Kids near Fort Dupont Park cool off during Washington’s last bout of heat on June 21. (Jahi Chikwendiu/WASHINGTON POST)

Health departments are urging local officials and residents to take precautions to avoid heat-related illnesses as temperatures soar over the next few days. Virginia has already had three heat-related deaths so far this year, officials said.

The Maryland health department is activating its emergency heat plan starting Friday, and the plan will be in effect through Sunday. Forecasters are predicting that highs might reach the century mark in the Washington region and in much of the eastern half of the United States.

In Maryland, the state’s extreme-heat emergency plan is activated whenever heat-index values have the potential to reach or exceed 105 degrees. The District’s heat plan, already in effect, is activated when the heat index reaches 95 degrees. Virginia health officials have also posted tips online for residents to stay healthy in the heat.

Health officials in Maryland and the District said they were not aware of heat-related deaths this year. But heat-related deaths often are not identified as such until weeks after the fact, officials have said.

Residents should stay in air-conditioned buildings as much as possible, drink more water than usual, and avoid drinks with caffeine, alcohol and large amounts of sugar.

Groups at the greatest risk for heat-related illness include infants and young children, youth athletes, people 65 and older and people with certain medical conditions, including mental illness, diabetes and hypertension.

Heat-related illnesses include:

Heat cramps: These are short, severe cramps in the muscles of the leg, arm or abdomen that can happen during or after heavy exercise in extreme heat.

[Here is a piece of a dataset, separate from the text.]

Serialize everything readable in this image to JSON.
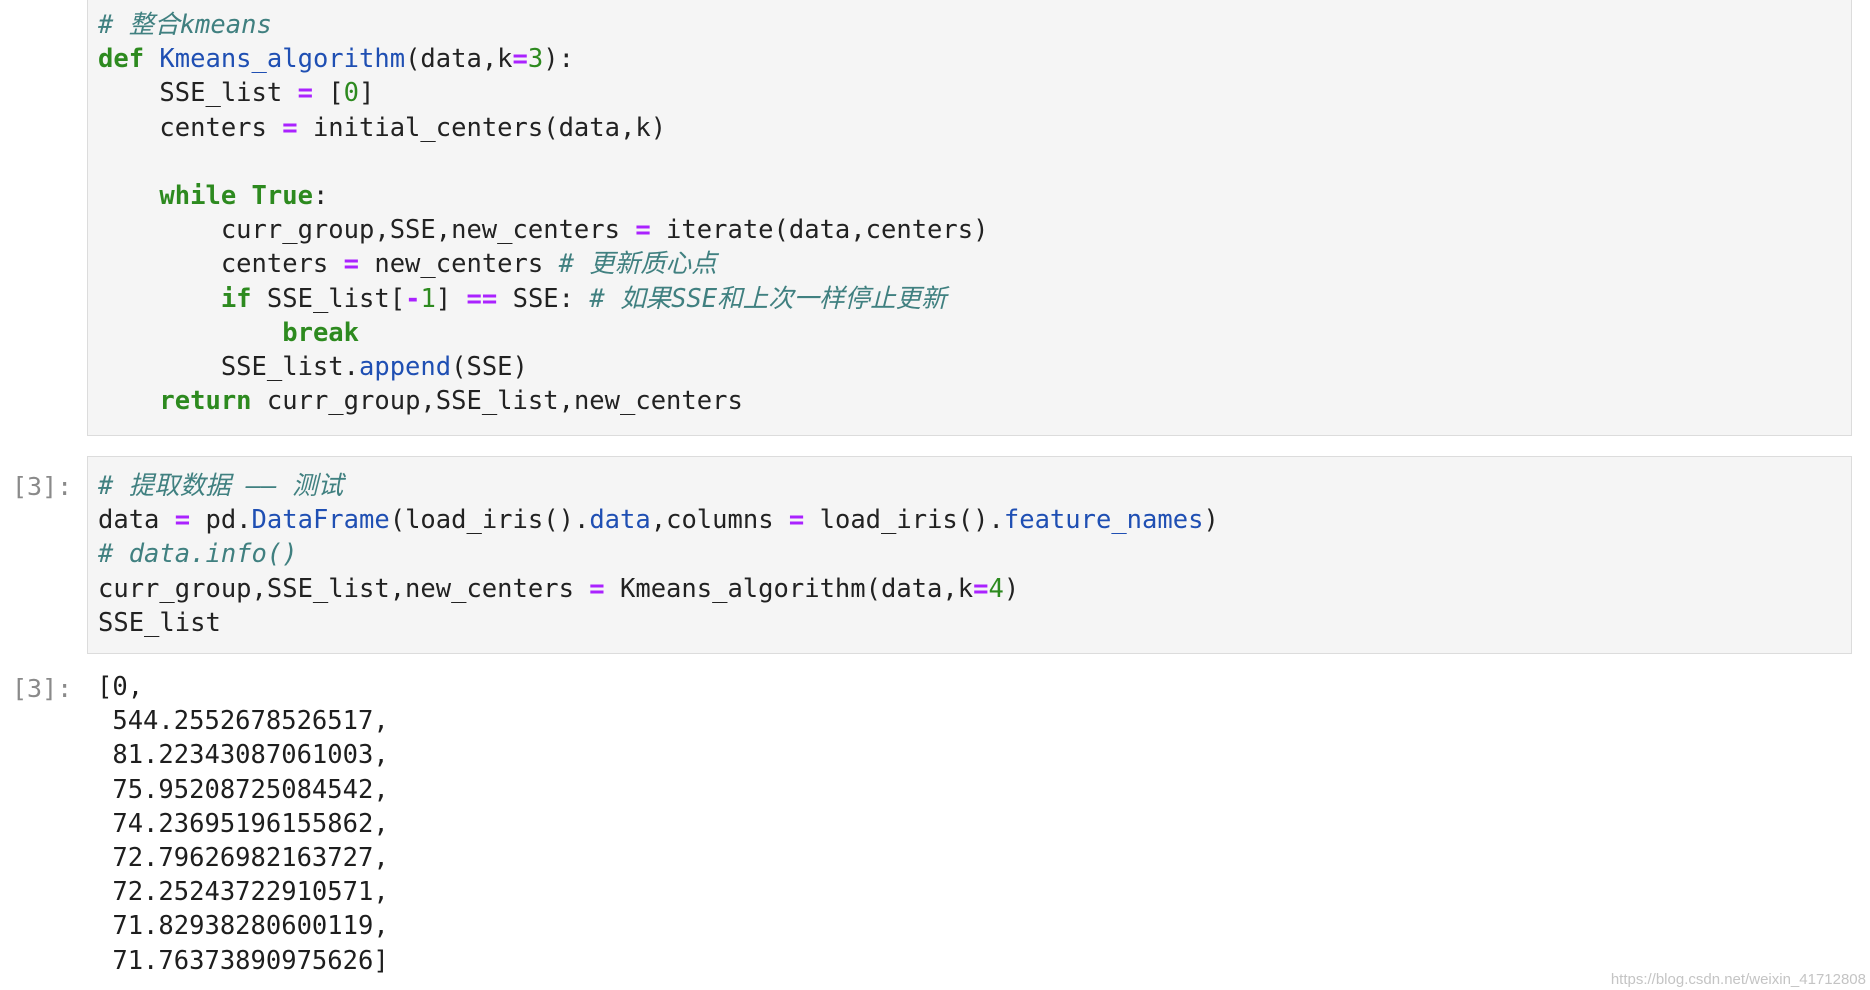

Heavy sweating uses up the body’s supply of salts, which causes the cramps. Heat cramps also may be a symptom of heat exhaustion.

If you have heat cramps, officials say, you should:

●Stop all activity and sit quietly in a cool place.

●Drink water, a sports drink or other drinks that do not contain caffeine or alcohol.

●Do not resume activity for a few hours after the cramps subside, because heat cramps can lead to heat exhaustion or heat stroke.

●Get medical help if the cramps do not go away in one hour.

Heat exhaustion: This occurs when a person spends time in a hot environment without drinking enough fluids. Symptoms include extreme thirst, fatigue, weakness, clammy skin, nausea or vomiting, and rapid breathing.

For heat exhaustion, you should:

●Drink water or other cool drinks with no alcohol or caffeine.


●Take a cool shower or bath.

●Go to an air-conditioned environment.

●Wear lightweight clothing.

Heat stroke: The most serious heat-related illness, heat stroke occurs when the body’s temperature rises too rapidly — to as much as 106 degrees Fahrenheit or higher within 10 to 15 minutes. Heat stroke can cause death or permanent disability if emergency treatment is not provided. Symptoms of heat stroke include red, hot and dry skin, no sweating and a rapid, weak pulse.

For heat stroke, officials advise that victims be taken to a shady or cool area and emergency medical assistance be called immediately. Until medical assistance arrives, do the following:

●Cool the victim as quickly as possible with a cool bath or shower or a spray of cool water from a garden hose. Or, wrap the victim in a cool, wet sheet.

●Check the body temperature often and continue cooling efforts until its temperature drops to 101 to 102 degrees Fahrenheit.

●Give the victim water or other nonalcoholic fluids.